Poroshenko indicó además que espera abordar estos nuevos acontecimientos con su homólogo ruso, Vladimir Putin, durante una conferencia telefónica el miércoles, a la que participará también la canciller alemana Angela Merkel y el presidente francés François Hollande.

Por otra parte, Putin dio un paso adelante hacia la desescalada el martes, pidiendo al Consejo de la Federación, la cámara alta del Parlamento ruso, que levante la autorización de intervenir militarmente en Ucrania, autorización que había solicitado en marzo. Un gesto fuerte celebrado por Kiev y la Casa Blanca.

La autorización de recurrir al ejército, que oficialmente respondía a la necesidad de defender a los ciudadanos rusos en Ucrania, había contribuido en marzo a aumentar la tensión entre Moscú y Kiev. Rusia había desplegado a decenas de miles de soldados para maniobras cerca de la frontera con Ucrania.

El jefe del Kremlin hizo además un llamado a que se prolongue el cese el fuego decretado en Ucrania, apuntando que "siete días son claramente insuficientes".

Sin embargo, la destrucción en pleno vuelo de un helicóptero militar, cerca de Slaviansk, un bastión rebelde, revela que la crisis sigue latente, a pesar de los intensos esfuerzos diplomáticos.

Ningún sobreviviente

"Nueve personas iban a bordo del helicóptero (Mi-8). Según las primeras informaciones, todos los tripulantes murieron", declaró Vladyslav Seleznyov, un portavoz del ejército ucraniano.

De acuerdo a este vocero, el helicóptero fue derribado por un misil disparado por un sistema tierra-aire portátil, un tipo de arma pesada que Kiev acusa a Moscú de suministrar a los rebeldes, algo que Rusia niega.

Según un periodista de la AFP en Slaviansk, se escucha desde las 17H30 locales (14H30 GMT) tiros de artillería y disparos de cañones entre el ejército ucraniano y los rebeldes.

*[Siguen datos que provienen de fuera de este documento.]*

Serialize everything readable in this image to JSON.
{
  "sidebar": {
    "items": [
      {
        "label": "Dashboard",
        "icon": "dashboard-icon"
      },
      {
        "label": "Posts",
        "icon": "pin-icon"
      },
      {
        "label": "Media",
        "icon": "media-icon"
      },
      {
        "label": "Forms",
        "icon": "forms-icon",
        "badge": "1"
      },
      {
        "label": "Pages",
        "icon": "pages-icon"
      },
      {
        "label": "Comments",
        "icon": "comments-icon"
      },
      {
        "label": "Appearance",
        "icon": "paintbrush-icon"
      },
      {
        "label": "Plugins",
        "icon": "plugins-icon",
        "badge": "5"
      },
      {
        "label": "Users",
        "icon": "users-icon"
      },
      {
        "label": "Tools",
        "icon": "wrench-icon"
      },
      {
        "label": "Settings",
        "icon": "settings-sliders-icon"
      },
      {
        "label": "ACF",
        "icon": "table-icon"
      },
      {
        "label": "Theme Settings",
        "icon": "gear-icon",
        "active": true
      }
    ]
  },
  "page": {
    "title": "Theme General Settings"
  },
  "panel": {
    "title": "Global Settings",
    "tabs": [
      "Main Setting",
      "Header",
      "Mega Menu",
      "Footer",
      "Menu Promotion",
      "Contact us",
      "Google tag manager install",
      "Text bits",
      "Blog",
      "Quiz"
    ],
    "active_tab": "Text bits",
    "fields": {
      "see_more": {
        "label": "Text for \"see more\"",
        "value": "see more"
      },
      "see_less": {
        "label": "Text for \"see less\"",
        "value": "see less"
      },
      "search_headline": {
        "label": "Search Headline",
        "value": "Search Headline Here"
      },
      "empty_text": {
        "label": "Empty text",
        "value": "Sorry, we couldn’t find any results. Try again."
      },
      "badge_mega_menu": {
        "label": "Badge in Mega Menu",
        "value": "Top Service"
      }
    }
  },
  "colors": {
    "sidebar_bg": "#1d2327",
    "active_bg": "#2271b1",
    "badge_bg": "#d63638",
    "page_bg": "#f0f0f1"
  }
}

Los disparos, cuya frecuencia aumentaba a finales de la tarde, caían sobre un barrio de Slaviansk, arrasado en gran parte por combates precedentes.

En total, los enfrentamientos entre el ejército ucraniano y los rebeldes prorrusos han dejado 423 muertos, civiles y militares, entre el 15 de abril y el 20 de junio, indicó el martes Ivan Simonovic, secretario general adjunto de la ONU a los Derechos Humanos.

En el ámbito diplomático, el presidente ucraniano se reunió el martes en Kiev con el ministro alemán de Relaciones Exteriores, Frank-Walter Steinmeier, quien declaró que el éxito del plan de paz depende del "respeto del cese el fuego tanto por parte de las fuerzas de seguridad ucranianas como por los rebeldes".

Sorprendente giro de jefe rebelde

El líder de la autoproclamada república separatista de Donetsk, uno de los bastiones de los insurgentes prorrusos, sorprendió el lunes anunciando un acuerdo de alto el fuego hasta el viernes por la mañana para entablar negociaciones de paz con las autoridades proeuropeas de Kiev. Ningún otro rebelde se ha unido al anuncio de Alexander Borodai.

El presidente había ordenado el viernes a sus tropas un alto el fuego hasta el 27 de junio para permitir el desarme de los rebeldes. Pero los insurgentes, que han reivindicado su independencia en dos regiones de habla rusa de unos siete millones de habitantes, habían rechazado las condiciones al considerarlas una "estratagema".

El inesperado anuncio puso a Poroshenko bajo presión ya que hasta ahora había dicho que no hablaría con aquellos que tuviesen "las manos manchadas de sangre" y que su plan de paz solo incluía discusiones con rebeldes que no hubieran cometido "asesinatos y torturas".

Nunca especificó concretamente con quién no se sentaría a negociar, pero Moscú interpretaba de estos comentarios que se trataba de los principales líderes rebeldes prorrusos.

El presidente Poroshenko, elegido el 25 de mayo con el apoyo de los occidentales, dijo que tras el alto el fuego debe cesar la llegada de "armas y mercenarios" procedentes de Rusia, según anunció la oficina de la presidencia al dar cuenta de una conversación telefónica con el vice presidente norteamericano Joe Biden.

Era la segunda vez en 48 horas que Petro Poroshenko conversaba con Biden sobre la aplicación del plan de paz propuesto por Kiev.